A poll of more than 1,000 14-18 year olds by Opinium Research for Young Enterprise showed that a staggering, 65% are heavily concerned about being financially secure in the future.
The figures indicate that the older the teenagers get, the more cynical they become.
64% of the 14-year-olds spoke positively about their education, stating that their school was successful. When this statistic is compared with the 54% of 18-year-olds who echoed the same satisfaction.
The polls further shows that only 52% believe they will be financially better off than their parents, with the rest insisting that they will be worse off or in the same position as their parents.

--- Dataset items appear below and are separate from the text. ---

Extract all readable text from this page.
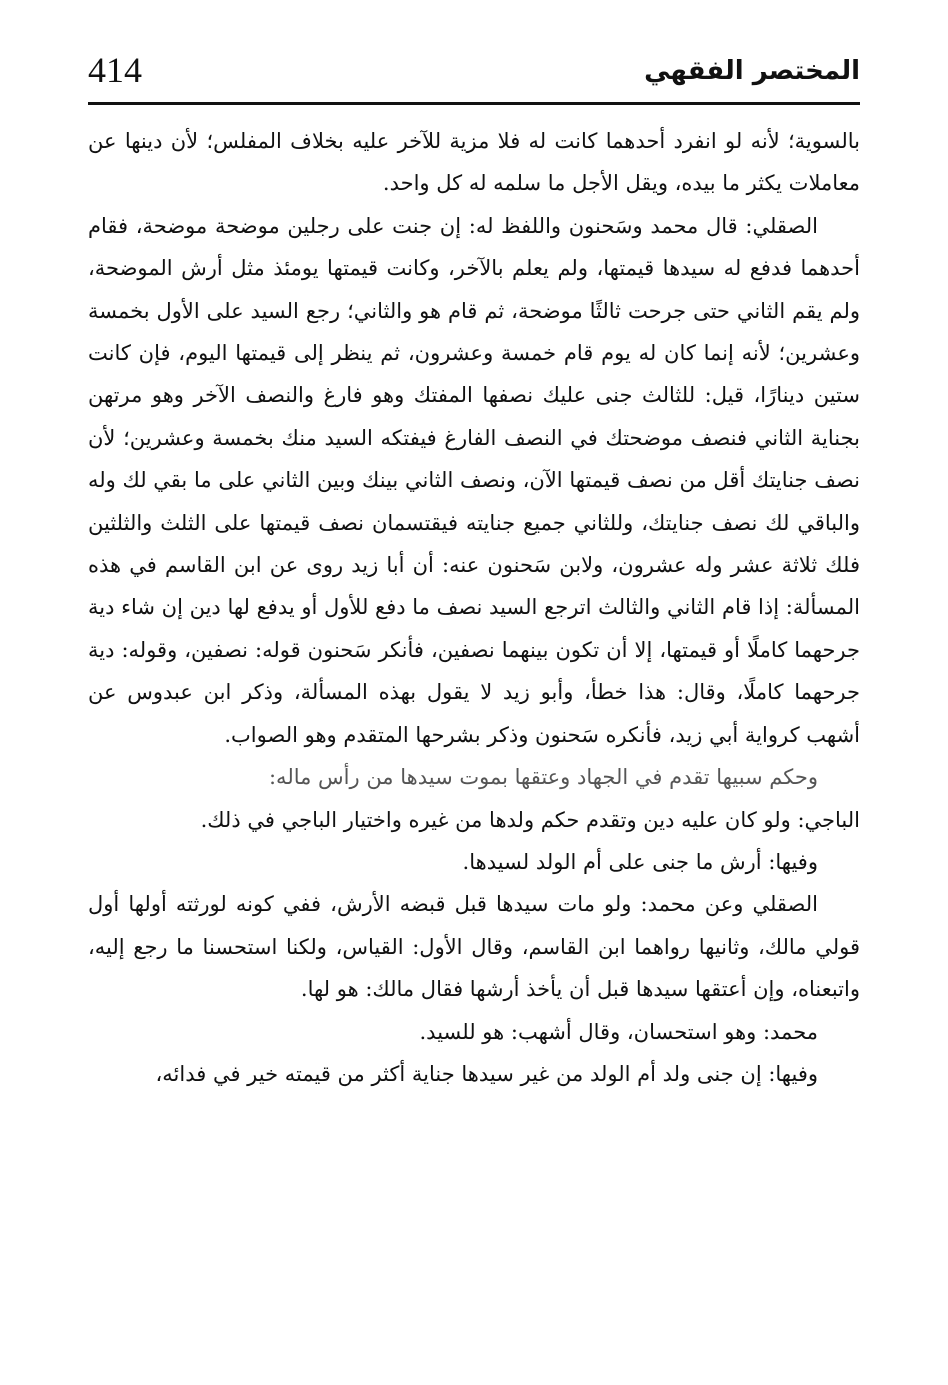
414	المختصر الفقهي

بالسوية؛ لأنه لو انفرد أحدهما كانت له فلا مزية للآخر عليه بخلاف المفلس؛ لأن دينها عن معاملات يكثر ما بيده، ويقل الأجل ما سلمه له كل واحد.

الصقلي: قال محمد وسَحنون واللفظ له: إن جنت على رجلين موضحة موضحة، فقام أحدهما فدفع له سيدها قيمتها، ولم يعلم بالآخر، وكانت قيمتها يومئذ مثل أرش الموضحة، ولم يقم الثاني حتى جرحت ثالثًا موضحة، ثم قام هو والثاني؛ رجع السيد على الأول بخمسة وعشرين؛ لأنه إنما كان له يوم قام خمسة وعشرون، ثم ينظر إلى قيمتها اليوم، فإن كانت ستين دينارًا، قيل: للثالث جنى عليك نصفها المفتك وهو فارغ والنصف الآخر وهو مرتهن بجناية الثاني فنصف موضحتك في النصف الفارغ فيفتكه السيد منك بخمسة وعشرين؛ لأن نصف جنايتك أقل من نصف قيمتها الآن، ونصف الثاني بينك وبين الثاني على ما بقي لك وله والباقي لك نصف جنايتك، وللثاني جميع جنايته فيقتسمان نصف قيمتها على الثلث والثلثين فلك ثلاثة عشر وله عشرون، ولابن سَحنون عنه: أن أبا زيد روى عن ابن القاسم في هذه المسألة: إذا قام الثاني والثالث اترجع السيد نصف ما دفع للأول أو يدفع لها دين إن شاء دية جرحهما كاملًا أو قيمتها، إلا أن تكون بينهما نصفين، فأنكر سَحنون قوله: نصفين، وقوله: دية جرحهما كاملًا، وقال: هذا خطأ، وأبو زيد لا يقول بهذه المسألة، وذكر ابن عبدوس عن أشهب كرواية أبي زيد، فأنكره سَحنون وذكر بشرحها المتقدم وهو الصواب.

وحكم سبيها تقدم في الجهاد وعتقها بموت سيدها من رأس ماله:

الباجي: ولو كان عليه دين وتقدم حكم ولدها من غيره واختيار الباجي في ذلك.

وفيها: أرش ما جنى على أم الولد لسيدها.

الصقلي وعن محمد: ولو مات سيدها قبل قبضه الأرش، ففي كونه لورثته أولها أول قولي مالك، وثانيها رواهما ابن القاسم، وقال الأول: القياس، ولكنا استحسنا ما رجع إليه، واتبعناه، وإن أعتقها سيدها قبل أن يأخذ أرشها فقال مالك: هو لها.

محمد: وهو استحسان، وقال أشهب: هو للسيد.

وفيها: إن جنى ولد أم الولد من غير سيدها جناية أكثر من قيمته خير في فدائه،
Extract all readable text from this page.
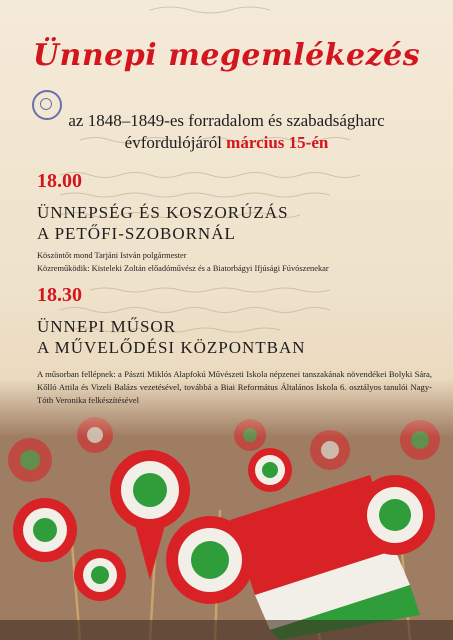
Ünnepi megemlékezés
az 1848–1849-es forradalom és szabadságharc
évfordulójáról március 15-én
18.00
ÜNNEPSÉG ÉS KOSZORÚZÁS
A PETŐFI-SZOBORNÁL
Köszöntőt mond Tarjáni István polgármester
Közreműködik: Kisteleki Zoltán előadóművész és a Biatorbágyi Ifjúsági Fúvószenekar
18.30
ÜNNEPI MŰSOR
A MŰVELŐDÉSI KÖZPONTBAN
A műsorban fellépnek: a Pászti Miklós Alapfokú Művészeti Iskola népzenei tanszakának növendékei Bolyki Sára, Kőlló Attila és Vizeli Balázs vezetésével, továbbá a Biai Református Általános Iskola 6. osztályos tanulói Nagy-Tóth Veronika felkészítésével
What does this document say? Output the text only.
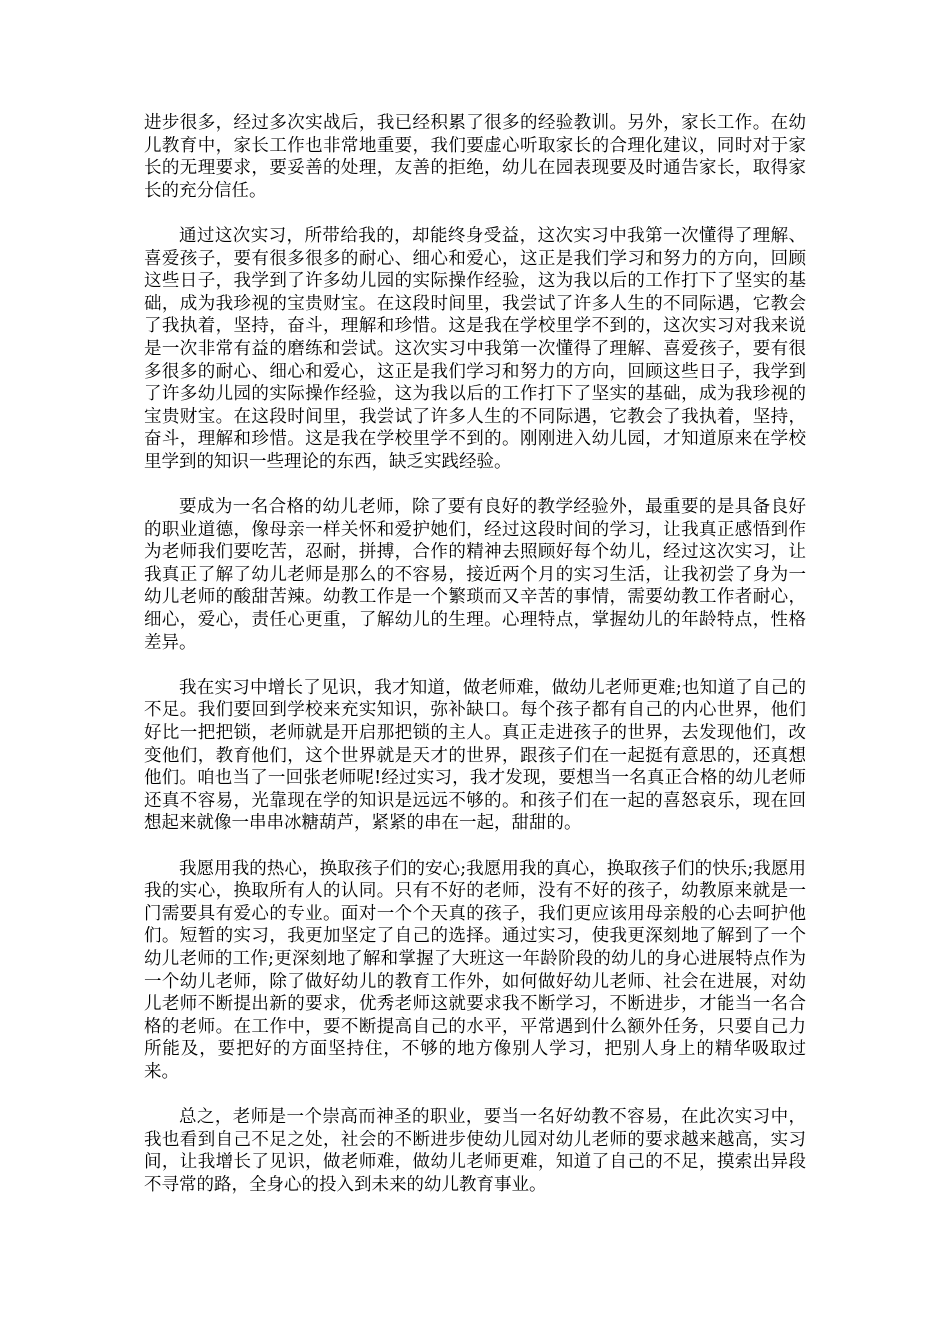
进步很多，经过多次实战后，我已经积累了很多的经验教训。另外，家长工作。在幼儿教育中，家长工作也非常地重要，我们要虚心听取家长的合理化建议，同时对于家长的无理要求，要妥善的处理，友善的拒绝，幼儿在园表现要及时通告家长，取得家长的充分信任。

通过这次实习，所带给我的，却能终身受益，这次实习中我第一次懂得了理解、喜爱孩子，要有很多很多的耐心、细心和爱心，这正是我们学习和努力的方向，回顾这些日子，我学到了许多幼儿园的实际操作经验，这为我以后的工作打下了坚实的基础，成为我珍视的宝贵财宝。在这段时间里，我尝试了许多人生的不同际遇，它教会了我执着，坚持，奋斗，理解和珍惜。这是我在学校里学不到的，这次实习对我来说是一次非常有益的磨练和尝试。这次实习中我第一次懂得了理解、喜爱孩子，要有很多很多的耐心、细心和爱心，这正是我们学习和努力的方向，回顾这些日子，我学到了许多幼儿园的实际操作经验，这为我以后的工作打下了坚实的基础，成为我珍视的宝贵财宝。在这段时间里，我尝试了许多人生的不同际遇，它教会了我执着，坚持，奋斗，理解和珍惜。这是我在学校里学不到的。刚刚进入幼儿园，才知道原来在学校里学到的知识一些理论的东西，缺乏实践经验。

要成为一名合格的幼儿老师，除了要有良好的教学经验外，最重要的是具备良好的职业道德，像母亲一样关怀和爱护她们，经过这段时间的学习，让我真正感悟到作为老师我们要吃苦，忍耐，拼搏，合作的精神去照顾好每个幼儿，经过这次实习，让我真正了解了幼儿老师是那么的不容易，接近两个月的实习生活，让我初尝了身为一幼儿老师的酸甜苦辣。幼教工作是一个繁琐而又辛苦的事情，需要幼教工作者耐心，细心，爱心，责任心更重，了解幼儿的生理。心理特点，掌握幼儿的年龄特点，性格差异。

我在实习中增长了见识，我才知道，做老师难，做幼儿老师更难;也知道了自己的不足。我们要回到学校来充实知识，弥补缺口。每个孩子都有自己的内心世界，他们好比一把把锁，老师就是开启那把锁的主人。真正走进孩子的世界，去发现他们，改变他们，教育他们，这个世界就是天才的世界，跟孩子们在一起挺有意思的，还真想他们。咱也当了一回张老师呢!经过实习，我才发现，要想当一名真正合格的幼儿老师还真不容易，光靠现在学的知识是远远不够的。和孩子们在一起的喜怒哀乐，现在回想起来就像一串串冰糖葫芦，紧紧的串在一起，甜甜的。

我愿用我的热心，换取孩子们的安心;我愿用我的真心，换取孩子们的快乐;我愿用我的实心，换取所有人的认同。只有不好的老师，没有不好的孩子，幼教原来就是一门需要具有爱心的专业。面对一个个天真的孩子，我们更应该用母亲般的心去呵护他们。短暂的实习，我更加坚定了自己的选择。通过实习，使我更深刻地了解到了一个幼儿老师的工作;更深刻地了解和掌握了大班这一年龄阶段的幼儿的身心进展特点作为一个幼儿老师，除了做好幼儿的教育工作外，如何做好幼儿老师、社会在进展，对幼儿老师不断提出新的要求，优秀老师这就要求我不断学习，不断进步，才能当一名合格的老师。在工作中，要不断提高自己的水平，平常遇到什么额外任务，只要自己力所能及，要把好的方面坚持住，不够的地方像别人学习，把别人身上的精华吸取过来。

总之，老师是一个崇高而神圣的职业，要当一名好幼教不容易，在此次实习中，我也看到自己不足之处，社会的不断进步使幼儿园对幼儿老师的要求越来越高，实习间，让我增长了见识，做老师难，做幼儿老师更难，知道了自己的不足，摸索出异段不寻常的路，全身心的投入到未来的幼儿教育事业。
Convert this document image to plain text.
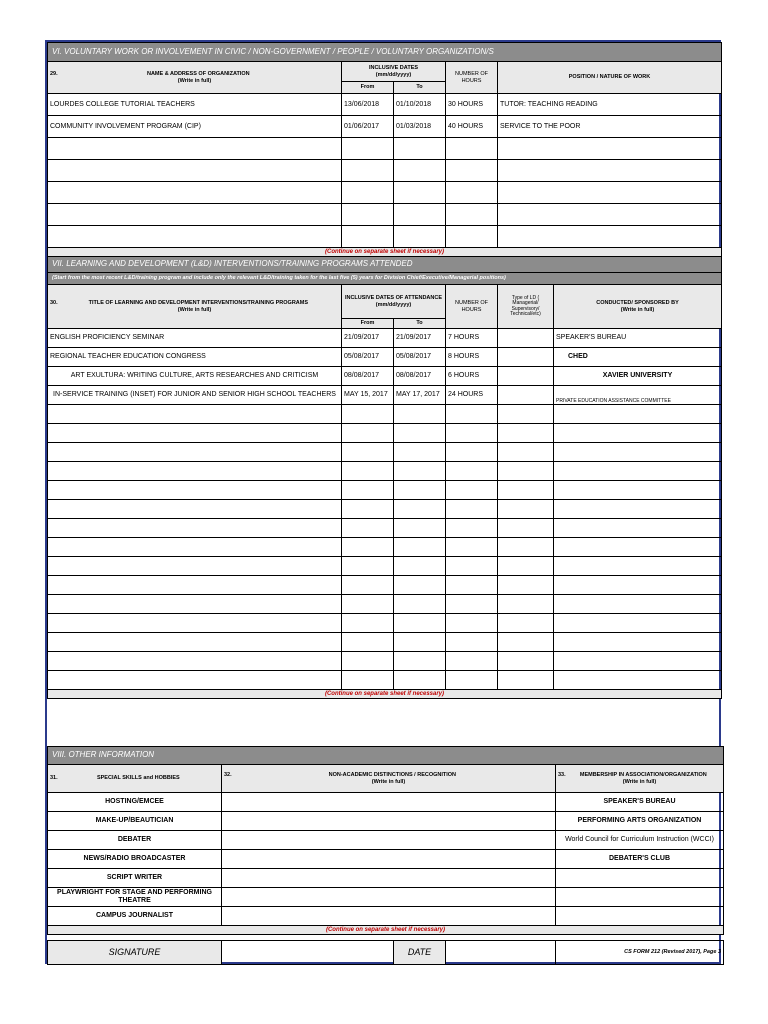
VI. VOLUNTARY WORK OR INVOLVEMENT IN CIVIC / NON-GOVERNMENT / PEOPLE / VOLUNTARY ORGANIZATION/S				

29. NAME & ADDRESS OF ORGANIZATION
(Write in full)	INCLUSIVE DATES
(mm/dd/yyyy)		NUMBER OF HOURS	POSITION / NATURE OF WORK
	From	To		
LOURDES COLLEGE TUTORIAL TEACHERS	13/06/2018	01/10/2018	30 HOURS	TUTOR: TEACHING READING
COMMUNITY INVOLVEMENT PROGRAM (CIP)	01/06/2017	01/03/2018	40 HOURS	SERVICE TO THE POOR

(Continue on separate sheet if necessary)				
VII. LEARNING AND DEVELOPMENT (L&D) INTERVENTIONS/TRAINING PROGRAMS ATTENDED					
(Start from the most recent L&D/training program and include only the relevant L&D/training taken for the last five (5) years for Division Chief/Executive/Managerial positions)					

30. TITLE OF LEARNING AND DEVELOPMENT INTERVENTIONS/TRAINING PROGRAMS
(Write in full)	INCLUSIVE DATES OF ATTENDANCE
(mm/dd/yyyy)		NUMBER OF HOURS	Type of LD ( Managerial/ Supervisory/ Technical/etc)	CONDUCTED/ SPONSORED BY
(Write in full)
	From	To			
ENGLISH PROFICIENCY SEMINAR	21/09/2017	21/09/2017	7 HOURS		SPEAKER'S BUREAU
REGIONAL TEACHER EDUCATION CONGRESS	05/08/2017	05/08/2017	8 HOURS		CHED
ART EXULTURA: WRITING CULTURE, ARTS RESEARCHES AND CRITICISM	08/08/2017	08/08/2017	6 HOURS		XAVIER UNIVERSITY
IN-SERVICE TRAINING (INSET) FOR JUNIOR AND SENIOR HIGH SCHOOL TEACHERS	MAY 15, 2017	MAY 17, 2017	24 HOURS		PRIVATE EDUCATION ASSISTANCE COMMITTEE

(Continue on separate sheet if necessary)					
VIII. OTHER INFORMATION		

31. SPECIAL SKILLS and HOBBIES	32. NON-ACADEMIC DISTINCTIONS / RECOGNITION
(Write in full)	33. MEMBERSHIP IN ASSOCIATION/ORGANIZATION
(Write in full)
HOSTING/EMCEE		SPEAKER'S BUREAU
MAKE-UP/BEAUTICIAN		PERFORMING ARTS ORGANIZATION
DEBATER		World Council for Curriculum Instruction (WCCI)
NEWS/RADIO BROADCASTER		DEBATER'S CLUB
SCRIPT WRITER		
PLAYWRIGHT FOR STAGE AND PERFORMING THEATRE		
CAMPUS JOURNALIST		
(Continue on separate sheet if necessary)		
SIGNATURE		DATE		CS FORM 212 (Revised 2017), Page 3
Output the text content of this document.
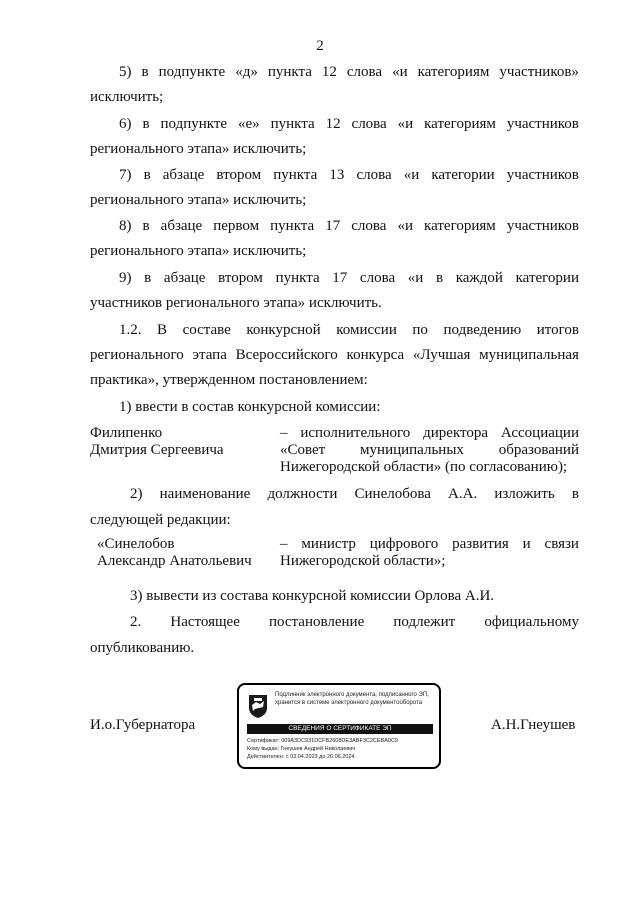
2
5) в подпункте «д» пункта 12 слова «и категориям участников»
исключить;
6) в подпункте «е» пункта 12 слова «и категориям участников
регионального этапа» исключить;
7) в абзаце втором пункта 13 слова «и категории участников
регионального этапа» исключить;
8) в абзаце первом пункта 17 слова «и категориям участников
регионального этапа» исключить;
9) в абзаце втором пункта 17 слова «и в каждой категории
участников регионального этапа» исключить.
1.2. В составе конкурсной комиссии по подведению итогов
регионального этапа Всероссийского конкурса «Лучшая муниципальная
практика», утвержденном постановлением:
1) ввести в состав конкурсной комиссии:
Филипенко
Дмитрия Сергеевича
– исполнительного директора Ассоциации
«Совет муниципальных образований
Нижегородской области» (по согласованию);
2) наименование должности Синелобова А.А. изложить в
следующей редакции:
«Синелобов
Александр Анатольевич
– министр цифрового развития и связи
Нижегородской области»;
3) вывести из состава конкурсной комиссии Орлова А.И.
2. Настоящее постановление подлежит официальному
опубликованию.
И.о.Губернатора	А.Н.Гнеушев
Подлинник электронного документа, подписанного ЭП, хранится в системе электронного документооборота
СВЕДЕНИЯ О СЕРТИФИКАТЕ ЭП
Сертификат: 009A3DC931DCFB2608DE3ABF3C2CEBA0C9
Кому выдан: Гнеушев Андрей Николаевич
Действителен: с 03.04.2023 до 26.06.2024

With the increase in tuition fees, unemployment, homelessness and the proposed cutting of housing benefits for under 25s, it isn’t difficult to see why these crucial members of our society have a bleak outlook on their future.
Michael Mercieca, chief executive of Young Enterprise, referred to the results as ‘worrying’.
He said: “Schools should be giving young people the aptitude that will help them shrug off class barriers and create their own jobs and businesses.”
Recent findings by Scottish Widows think-tank Centre for the Modern Family revealed that a fifth of families are struggling to make ends meet and the problem is particularly acute for younger people, with those aged between 18 and 34 being more than twice as likely as the adult population as a whole to take out a payday loan.